Il donna à Mary un exemplaire de Queen Mab. Le volume était dédié à Harriet «inspiratrice de ces chants». En-dessous de la dédicace imprimée, il écrivit: «Le comte Slobendorf était sur le point d'épouser une femme qui, attirée par sa seule fortune, prouva son égoïsme en l'abandonnant en prison.» Mary, rentrée dans sa chambre, ajouta: «Ce livre est sacré pour moi; aucune autre créature que moi ne l'ouvrira, afin que j'y puisse écrire ce qui me plaira. Mais qu'y écrirai-je? Que j'aime l'auteur au-delà de toute expression et que tout me sépare de lui, mon plus cher et mon seul amour. Par cet amour que nous nous sommes promis, je rie puis être à vous, je ne puis être à un autre, mais je suis à toi, exclusivement à toi...

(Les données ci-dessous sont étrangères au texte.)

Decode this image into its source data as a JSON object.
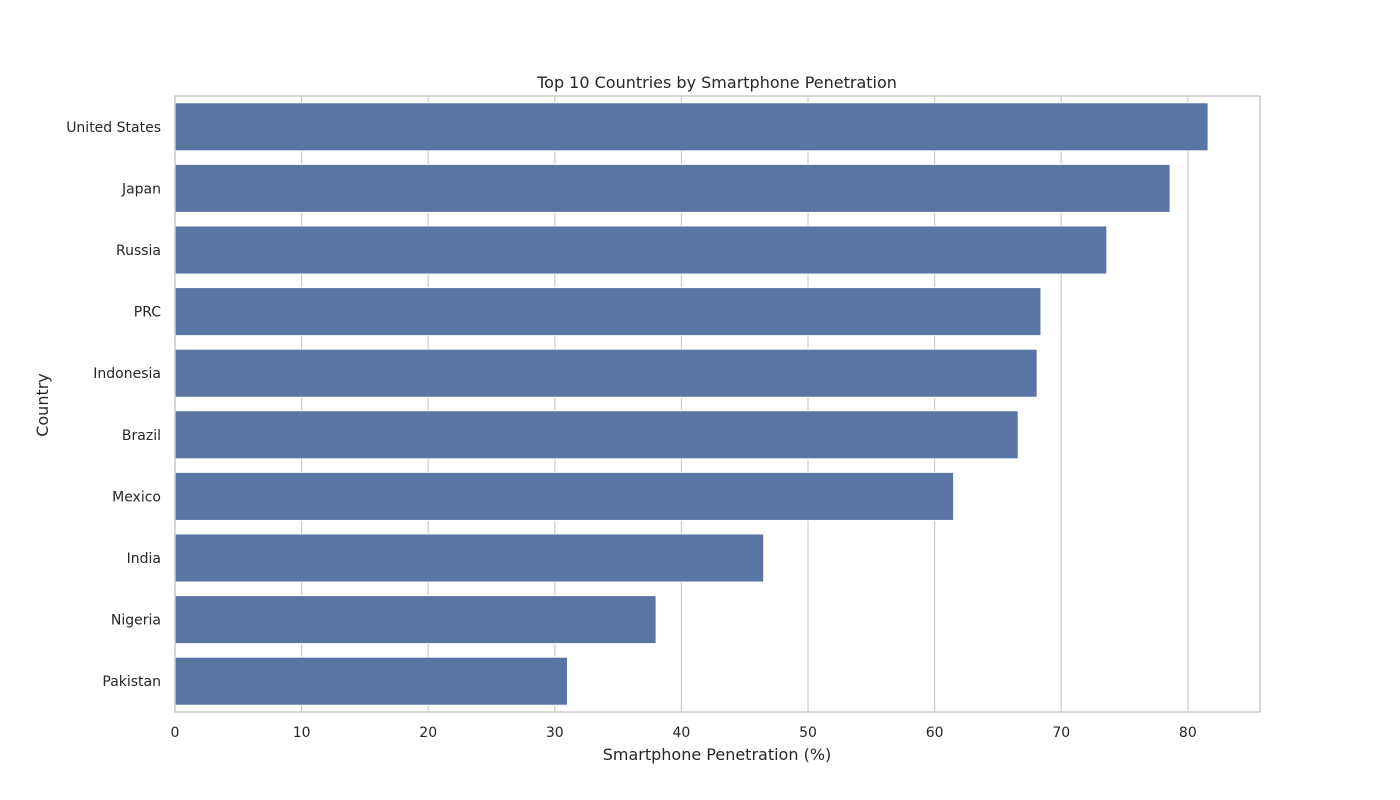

Par le baiser muet, le regard invisible,
Le sourire aux autres caché...

Je me suis vouée à toi et le don est sacré...»

Ces regards que nul autre ne voit, ces sourires que nul ne comprend, Godwin les avait cependant vus et compris. L'intrigue de sa fille avec un homme marié lui parut inquiétante. Il lui montra le danger et la pria de cesser de voir Shelley. Il écrivit à Shelley dans le même sens, lui conseilla de se réconcilier avec sa femme et lui demanda de ne pas venir à Skinner Street jusqu'à ce que les passions se fussent apaisées.

Cette interdiction, pourtant bienveillante, déclencha des événements qui sans elle se seraient peut-être fait attendre plus longtemps. Shelley, passionnément épris de Mary et privé d'elle, décida d'en finir. Il n'avait aucun remords à l'égard de Harriet que malgré les affirmations de Peacock et de Hogg, témoins impartiaux, il persistait à croire coupable: «Un seul sujet l'intéresse, pensait-il: l'argent... j'assurerai son sort à ce point de vue et elle sera très heureuse de retrouver sa liberté.» Il la convoqua à Londrès pour l'informer de ses intentions. Elle vint; elle était enceinte de quatre mois et fort souffrante. Quand son mari lui annonça, avec calme et bonté, qu'il avait décidé de continuer sa vie sans elle et de fuir avec une autre, mais que d'ailleurs il restait le plus bienveillant de ses amis, elle tomba gravement malade.

Shelley la soigna avec un dévouement qui la rendit plus malheureuse encore; dès qu'elle alla mieux, il reprit l'inflexible cours de ses raisonnements: «L'union des sexes est sacrée aussi longtemps qu'elle contribue au bonheur des conjoints et elle est naturellement dissoute dès que les maux l'emportent sur les bienfaits. La constance n'a rien de vertueux en elle-même; elle participe même du vice dans la mesure où elle tolère des défauts souvent considérables dans l'objet de son choix...»

Quand il tendait ainsi autour d'elle ses réseaux transparents et infranchissables, Harriet se sentait perdue. Comme jadis, quand elle avait voulu défendre contre lui ses croyances religieuses, elle se voyait aussitôt débordée de tous côtés. Elle savait qu'une réponse eût été possible, que cette immense douleur, cette angoisse, ce mélange d'amour et d'horreur, tout cela cherchait une expression et aurait pu la trouver si elle avait eu l'esprit plus clair; mais elle ne découvrait pas ce qu'il aurait fallu dire. Elle rêvait qu'elle se débattait au milieu d'invisibles murailles.